Stock Beta Value
Market risk and volatility of investing in stocks is commonly measured by what is called beta. It is a tool that facilitates investors' choices regarding the type of investment that best suites their risk tolerance.
However, there are times when different sources present different values of beta. In such cases, investors are usually confused about exactly what course of action to take.
In order to bring light in the commonly confusing situation of receiving different betas for one and the same stock, let's first consider the definition of a beta. Beta is a measurement of the risk concerning the market or the volatility of a particular stock.
Stock Beta Calculation
In order to calculate the value of a beta, regression analysis should be used.
Generally, the value of 1 is given to the market. The stock's beta value will be greater than 1 if the stock is more volatile than the market. On the other hand, if the volatility of the stock under consideration is less than that of the market, its beta will be of a value smaller than 1.

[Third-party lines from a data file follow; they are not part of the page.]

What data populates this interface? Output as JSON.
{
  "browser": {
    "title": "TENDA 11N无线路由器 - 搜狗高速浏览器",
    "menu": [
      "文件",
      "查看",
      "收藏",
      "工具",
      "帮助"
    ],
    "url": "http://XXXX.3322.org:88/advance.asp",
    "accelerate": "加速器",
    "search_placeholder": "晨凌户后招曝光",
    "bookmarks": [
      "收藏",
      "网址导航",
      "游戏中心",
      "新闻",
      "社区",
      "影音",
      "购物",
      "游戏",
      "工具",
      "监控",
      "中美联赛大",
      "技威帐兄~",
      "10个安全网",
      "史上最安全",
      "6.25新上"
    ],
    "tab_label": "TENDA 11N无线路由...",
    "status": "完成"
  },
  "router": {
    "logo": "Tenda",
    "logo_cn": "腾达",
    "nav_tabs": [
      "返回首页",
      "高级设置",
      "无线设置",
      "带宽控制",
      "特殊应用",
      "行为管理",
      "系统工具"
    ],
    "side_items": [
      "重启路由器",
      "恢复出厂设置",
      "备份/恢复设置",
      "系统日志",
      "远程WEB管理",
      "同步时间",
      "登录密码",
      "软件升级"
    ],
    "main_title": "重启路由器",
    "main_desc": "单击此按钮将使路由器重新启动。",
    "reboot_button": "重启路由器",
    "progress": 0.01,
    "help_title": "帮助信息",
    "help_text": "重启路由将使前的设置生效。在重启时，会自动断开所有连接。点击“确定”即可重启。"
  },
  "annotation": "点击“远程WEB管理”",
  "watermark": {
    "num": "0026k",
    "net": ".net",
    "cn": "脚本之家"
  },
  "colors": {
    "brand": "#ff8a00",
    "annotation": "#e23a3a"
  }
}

Consider the following example to further clarify the meaning of a beta. Stock A has a beta value of 0.70. This means that the potential return of this stock is equal to 70 percent of that of the market as a whole. On the other hand, Stock B has a beta value of 1.30. This means that it will potentially give as a return 30% above the overall market.

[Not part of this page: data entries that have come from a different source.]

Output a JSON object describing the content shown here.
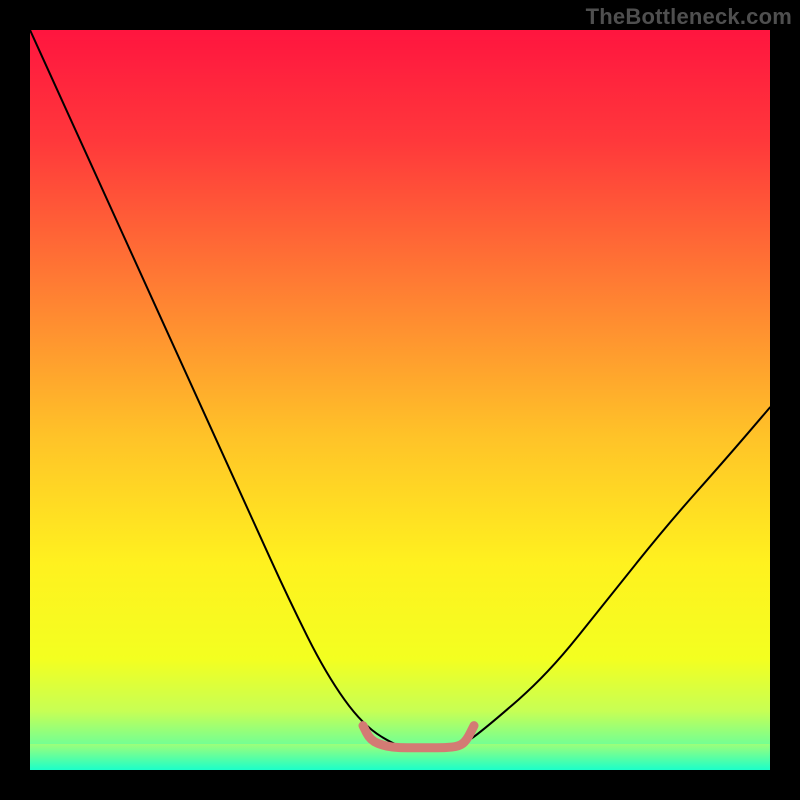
{
  "watermark": "TheBottleneck.com",
  "chart_data": {
    "type": "line",
    "title": "",
    "xlabel": "",
    "ylabel": "",
    "xlim": [
      0,
      100
    ],
    "ylim": [
      0,
      100
    ],
    "grid": false,
    "legend": false,
    "background_gradient": {
      "direction": "vertical",
      "stops": [
        {
          "pos": 0.0,
          "color": "#ff153f"
        },
        {
          "pos": 0.15,
          "color": "#ff383b"
        },
        {
          "pos": 0.35,
          "color": "#ff7e33"
        },
        {
          "pos": 0.55,
          "color": "#ffc328"
        },
        {
          "pos": 0.72,
          "color": "#fff11f"
        },
        {
          "pos": 0.85,
          "color": "#f3ff20"
        },
        {
          "pos": 0.92,
          "color": "#c7ff54"
        },
        {
          "pos": 0.97,
          "color": "#6aff9a"
        },
        {
          "pos": 1.0,
          "color": "#1cffc9"
        }
      ]
    },
    "bottom_green_band": {
      "from_y": 0.965,
      "to_y": 1.0,
      "color_top": "#9dff7a",
      "color_bottom": "#1cffc9"
    },
    "series": [
      {
        "name": "v-curve",
        "color": "#000000",
        "stroke_width": 2,
        "x": [
          0,
          5,
          10,
          15,
          20,
          25,
          30,
          35,
          40,
          45,
          50,
          52,
          55,
          58,
          62,
          70,
          78,
          86,
          94,
          100
        ],
        "values": [
          100,
          89,
          78,
          67,
          56,
          45,
          34,
          23,
          13,
          6,
          3,
          3,
          3,
          3,
          6,
          13,
          23,
          33,
          42,
          49
        ]
      }
    ],
    "highlight_region": {
      "name": "flat-minimum",
      "color": "#d37b74",
      "stroke_width": 9,
      "x": [
        45,
        46,
        48,
        50,
        52,
        54,
        56,
        58,
        59,
        60
      ],
      "values": [
        6,
        4,
        3.2,
        3,
        3,
        3,
        3,
        3.2,
        4,
        6
      ]
    }
  }
}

However, there is not only one way in which the value of a beta can be estimated. Since several variables are included in the calculations of the beta, different results are given by the various sources. For instance, some sources base their calculations on data from a tree-year time period, whereas other sources base them on five-year time periods.
Additionally, most sources don't state how they have got the information included in the calculations. Some buy it from other sources, others obtain it by themselves. The key is to use one and the same beta source when evaluating different companies' stocks. Additionally, choose a beta source you can trust and that has built a reputable name.
Stock Beta Essence
Beta information may be a powerful tool when used appropriately. However, it may be misleading as well, since the calculations on which it is based are extracted from historical data. As a result no one can tell for sure what the value of beta will be the next year.

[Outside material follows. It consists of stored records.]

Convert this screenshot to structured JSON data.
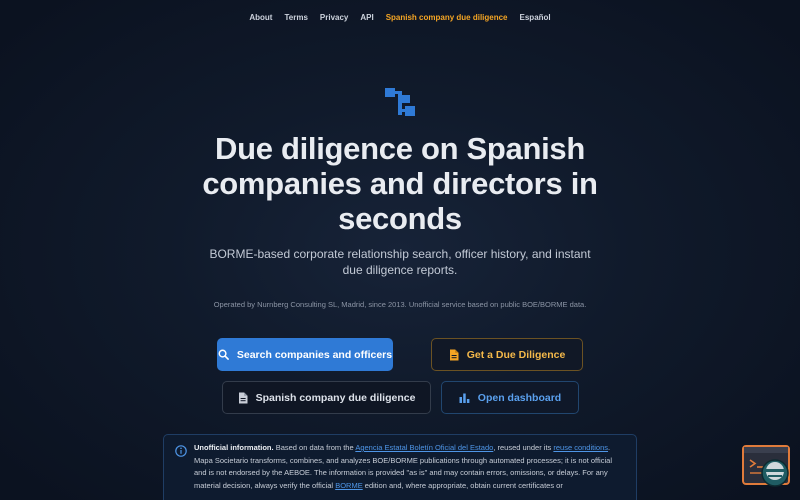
{
  "nav": {
    "items": [
      {
        "label": "About"
      },
      {
        "label": "Terms"
      },
      {
        "label": "Privacy"
      },
      {
        "label": "API"
      },
      {
        "label": "Spanish company due diligence",
        "active": true
      },
      {
        "label": "Español"
      }
    ]
  },
  "logo_icon": "org-chart-icon",
  "hero": {
    "headline": "Due diligence on Spanish companies and directors in seconds",
    "subhead": "BORME-based corporate relationship search, officer history, and instant due diligence reports.",
    "operated": "Operated by Nurnberg Consulting SL, Madrid, since 2013. Unofficial service based on public BOE/BORME data."
  },
  "buttons": {
    "search": {
      "label": "Search companies and officers",
      "icon": "search-icon"
    },
    "due_diligence": {
      "label": "Get a Due Diligence",
      "icon": "document-icon"
    },
    "spanish_dd": {
      "label": "Spanish company due diligence",
      "icon": "document-icon"
    },
    "dashboard": {
      "label": "Open dashboard",
      "icon": "bar-chart-icon"
    }
  },
  "notice": {
    "title": "Unofficial information.",
    "t1": "Based on data from the",
    "link_agency": "Agencia Estatal Boletín Oficial del Estado",
    "t2": ", reused under its",
    "link_reuse": "reuse conditions",
    "t3": ". Mapa Societario transforms, combines, and analyzes BOE/BORME publications through automated processes; it is not official and is not endorsed by the AEBOE. The information is provided \"as is\" and may contain errors, omissions, or delays. For any material decision, always verify the official",
    "link_borme": "BORME",
    "t4": "edition and, where appropriate, obtain current certificates or"
  },
  "colors": {
    "accent_blue": "#2f7ad6",
    "accent_amber": "#f5a524",
    "background": "#0b1220"
  }
}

So, you can use beta in the short-term for the measurement of the risk of a particular stock's prices and their fluctuations. Beta is also useful in giving us an insight in the reaction of a stock to different changes in the market and interest rates.
Nevertheless, beta is useless when legislation changes are made.
Final Piece of Advice
Use one and the same beta source when comparing stocks of different companies. Additionally, let the source be as reliable as possible. Finally, use the beta only for short-term uses not for long-term ones, because it is more likely to predict the price fluctuations over the short-term.